International brainboxes operating a fiendishly cunning probe contained in a small rotating shed on a pole situated in the arid high-altitude desert of Chile are in a race against rival boffins with a telescope on stilts at the South Pole to discover how the universe was born.
The two crews of elite brains are looking to discover evidence of gravity waves, possibly created in the moments immediately following the appearance of the universe. It's thought that cosmic microwave background radiation, described as "the afterglow of the Big Bang" may hold traces of these gravitational ripples.
Get it really cold and really dry, and shake it about
Roughly speaking, then - we here on the Reg boffinry desk are badly hampered in explaining this by having basically no idea what we're on about - in terms of everyday objects and events that we can all understand, the early universe behaved as though one had lobbed a powerful bomb into a vast hot tub filled with highly elastic microwave-emitting jelly.
As explained by the University of Chicago:
Space expanded faster than the speed of light. It sounds crazy ... gravity waves rippled through the very fabric of space-time itself ... gravity waves that alternatively compressed and expanded space, first in one direction, then another ...
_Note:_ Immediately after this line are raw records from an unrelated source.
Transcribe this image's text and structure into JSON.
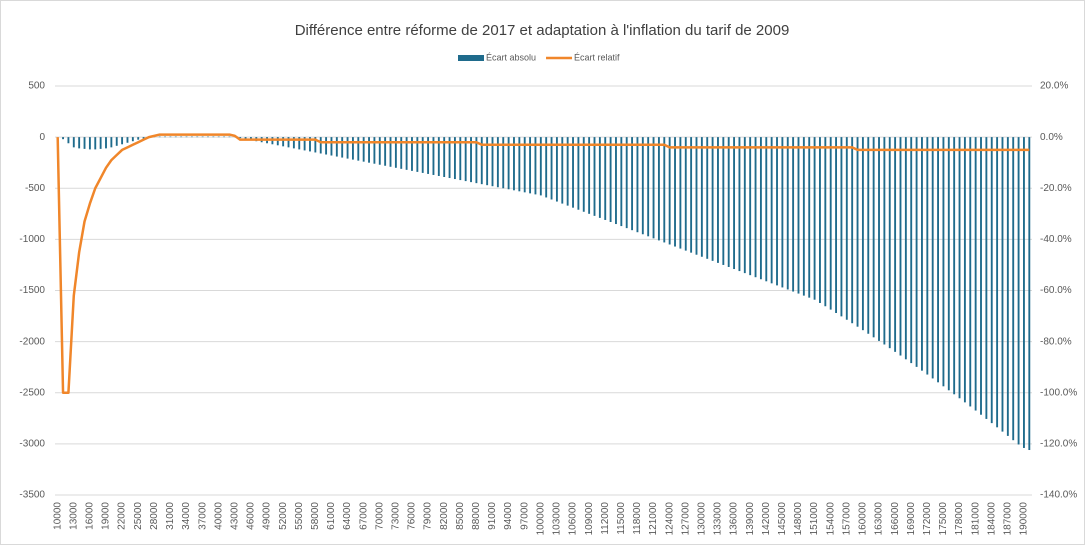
{
  "chart_data": {
    "type": "combo",
    "title": "Différence entre réforme de 2017 et adaptation à l'inflation du tarif de 2009",
    "categories": [
      "10000",
      null,
      null,
      "13000",
      null,
      null,
      "16000",
      null,
      null,
      "19000",
      null,
      null,
      "22000",
      null,
      null,
      "25000",
      null,
      null,
      "28000",
      null,
      null,
      "31000",
      null,
      null,
      "34000",
      null,
      null,
      "37000",
      null,
      null,
      "40000",
      null,
      null,
      "43000",
      null,
      null,
      "46000",
      null,
      null,
      "49000",
      null,
      null,
      "52000",
      null,
      null,
      "55000",
      null,
      null,
      "58000",
      null,
      null,
      "61000",
      null,
      null,
      "64000",
      null,
      null,
      "67000",
      null,
      null,
      "70000",
      null,
      null,
      "73000",
      null,
      null,
      "76000",
      null,
      null,
      "79000",
      null,
      null,
      "82000",
      null,
      null,
      "85000",
      null,
      null,
      "88000",
      null,
      null,
      "91000",
      null,
      null,
      "94000",
      null,
      null,
      "97000",
      null,
      null,
      "100000",
      null,
      null,
      "103000",
      null,
      null,
      "106000",
      null,
      null,
      "109000",
      null,
      null,
      "112000",
      null,
      null,
      "115000",
      null,
      null,
      "118000",
      null,
      null,
      "121000",
      null,
      null,
      "124000",
      null,
      null,
      "127000",
      null,
      null,
      "130000",
      null,
      null,
      "133000",
      null,
      null,
      "136000",
      null,
      null,
      "139000",
      null,
      null,
      "142000",
      null,
      null,
      "145000",
      null,
      null,
      "148000",
      null,
      null,
      "151000",
      null,
      null,
      "154000",
      null,
      null,
      "157000",
      null,
      null,
      "160000",
      null,
      null,
      "163000",
      null,
      null,
      "166000",
      null,
      null,
      "169000",
      null,
      null,
      "172000",
      null,
      null,
      "175000",
      null,
      null,
      "178000",
      null,
      null,
      "181000",
      null,
      null,
      "184000",
      null,
      null,
      "187000",
      null,
      null,
      "190000",
      null
    ],
    "series": [
      {
        "name": "Écart absolu",
        "type": "bar",
        "color": "#1f6b8c",
        "values": [
          0,
          -20,
          -60,
          -100,
          -110,
          -115,
          -120,
          -120,
          -115,
          -110,
          -100,
          -85,
          -70,
          -55,
          -40,
          -25,
          -15,
          -5,
          5,
          5,
          5,
          5,
          5,
          5,
          5,
          5,
          5,
          5,
          5,
          5,
          5,
          5,
          5,
          5,
          -10,
          -20,
          -30,
          -40,
          -50,
          -60,
          -70,
          -80,
          -90,
          -100,
          -110,
          -120,
          -130,
          -140,
          -150,
          -160,
          -170,
          -180,
          -190,
          -200,
          -210,
          -220,
          -230,
          -240,
          -250,
          -260,
          -270,
          -280,
          -290,
          -300,
          -310,
          -320,
          -330,
          -340,
          -350,
          -360,
          -370,
          -380,
          -390,
          -400,
          -410,
          -420,
          -430,
          -440,
          -450,
          -460,
          -470,
          -480,
          -490,
          -500,
          -510,
          -520,
          -530,
          -540,
          -550,
          -560,
          -570,
          -590,
          -610,
          -630,
          -650,
          -670,
          -690,
          -710,
          -730,
          -750,
          -770,
          -790,
          -810,
          -830,
          -850,
          -870,
          -890,
          -910,
          -930,
          -950,
          -970,
          -990,
          -1010,
          -1030,
          -1050,
          -1070,
          -1090,
          -1110,
          -1130,
          -1150,
          -1170,
          -1190,
          -1210,
          -1230,
          -1250,
          -1270,
          -1290,
          -1310,
          -1330,
          -1350,
          -1370,
          -1390,
          -1410,
          -1430,
          -1450,
          -1470,
          -1490,
          -1510,
          -1530,
          -1550,
          -1570,
          -1590,
          -1622,
          -1654,
          -1687,
          -1720,
          -1753,
          -1786,
          -1820,
          -1854,
          -1888,
          -1923,
          -1958,
          -1993,
          -2028,
          -2064,
          -2100,
          -2136,
          -2173,
          -2210,
          -2247,
          -2284,
          -2322,
          -2360,
          -2398,
          -2437,
          -2476,
          -2515,
          -2554,
          -2594,
          -2634,
          -2674,
          -2715,
          -2756,
          -2797,
          -2838,
          -2880,
          -2922,
          -2964,
          -3006,
          -3040,
          -3060
        ]
      },
      {
        "name": "Écart relatif",
        "type": "line",
        "axis": "y2",
        "color": "#f0862a",
        "values": [
          0,
          -100,
          -100,
          -62,
          -45,
          -33,
          -26,
          -20,
          -16,
          -12,
          -9,
          -7,
          -5,
          -4,
          -3,
          -2,
          -1,
          0,
          0.5,
          1,
          1,
          1,
          1,
          1,
          1,
          1,
          1,
          1,
          1,
          1,
          1,
          1,
          1,
          0.5,
          -1,
          -1,
          -1,
          -1,
          -1,
          -1,
          -1,
          -1,
          -1,
          -1,
          -1,
          -1,
          -1,
          -1,
          -1,
          -2,
          -2,
          -2,
          -2,
          -2,
          -2,
          -2,
          -2,
          -2,
          -2,
          -2,
          -2,
          -2,
          -2,
          -2,
          -2,
          -2,
          -2,
          -2,
          -2,
          -2,
          -2,
          -2,
          -2,
          -2,
          -2,
          -2,
          -2,
          -2,
          -2,
          -3,
          -3,
          -3,
          -3,
          -3,
          -3,
          -3,
          -3,
          -3,
          -3,
          -3,
          -3,
          -3,
          -3,
          -3,
          -3,
          -3,
          -3,
          -3,
          -3,
          -3,
          -3,
          -3,
          -3,
          -3,
          -3,
          -3,
          -3,
          -3,
          -3,
          -3,
          -3,
          -3,
          -3,
          -3,
          -4,
          -4,
          -4,
          -4,
          -4,
          -4,
          -4,
          -4,
          -4,
          -4,
          -4,
          -4,
          -4,
          -4,
          -4,
          -4,
          -4,
          -4,
          -4,
          -4,
          -4,
          -4,
          -4,
          -4,
          -4,
          -4,
          -4,
          -4,
          -4,
          -4,
          -4,
          -4,
          -4,
          -4,
          -4,
          -5,
          -5,
          -5,
          -5,
          -5,
          -5,
          -5,
          -5,
          -5,
          -5,
          -5,
          -5,
          -5,
          -5,
          -5,
          -5,
          -5,
          -5,
          -5,
          -5,
          -5,
          -5,
          -5,
          -5,
          -5,
          -5,
          -5,
          -5,
          -5,
          -5,
          -5,
          -5,
          -5
        ]
      }
    ],
    "ylim": [
      -3500,
      500
    ],
    "yticks": [
      500,
      0,
      -500,
      -1000,
      -1500,
      -2000,
      -2500,
      -3000,
      -3500
    ],
    "y2lim": [
      -140,
      20
    ],
    "y2ticks": [
      {
        "value": 20,
        "label": "20.0%"
      },
      {
        "value": 0,
        "label": "0.0%"
      },
      {
        "value": -20,
        "label": "-20.0%"
      },
      {
        "value": -40,
        "label": "-40.0%"
      },
      {
        "value": -60,
        "label": "-60.0%"
      },
      {
        "value": -80,
        "label": "-80.0%"
      },
      {
        "value": -100,
        "label": "-100.0%"
      },
      {
        "value": -120,
        "label": "-120.0%"
      },
      {
        "value": -140,
        "label": "-140.0%"
      }
    ],
    "grid": true,
    "legend": "top"
  }
}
Seeking to make things a bit clearer, Chicago Physics prof Bruce Winstein explains: "These gravity waves have been called the smoking gun of inflation." That's universe inflation, not economic.
Winstein is a major honcho in a physics project called QUIET. The Q and the U stand for Stokes radiation parameters, as one would expect in this context had one even an elementary grasp of the subject, and the IET bit stands for Imaging ExperimenT.
The prof and other QUIET boffins have recently deployed an array of 19 super-superchilled microwave antennae in a small shed-like box in Chile's hyper-arid Atacama desert 17,000 feet above sea level. The Martini-esque experiment is mounted on a swivelly pedestal (see pic) so as to scan the entire sky for microwave universe-inflation gravity ripple bang-afterglow gunsmoke.
Chicago Uni's experts in chilled, dry experimental modules are now racing to fit out the desert funhouse shed with hundreds more antennae. This is vital in order to steal a march on rival boffins, also seeking to find the gravwave gunsmoke with their radiotelescope, situated at the Amundsen-Scott scientific South Pole stilt base. The Chicago desert-antenna swivel-shed team hope to have their enhanced universe-ripple probe online by June.
"No one can say what the best approach is right now," says Winstein, evidently a true sportsman, "but ... ours is different from most of the others. It's very exciting to be in this game."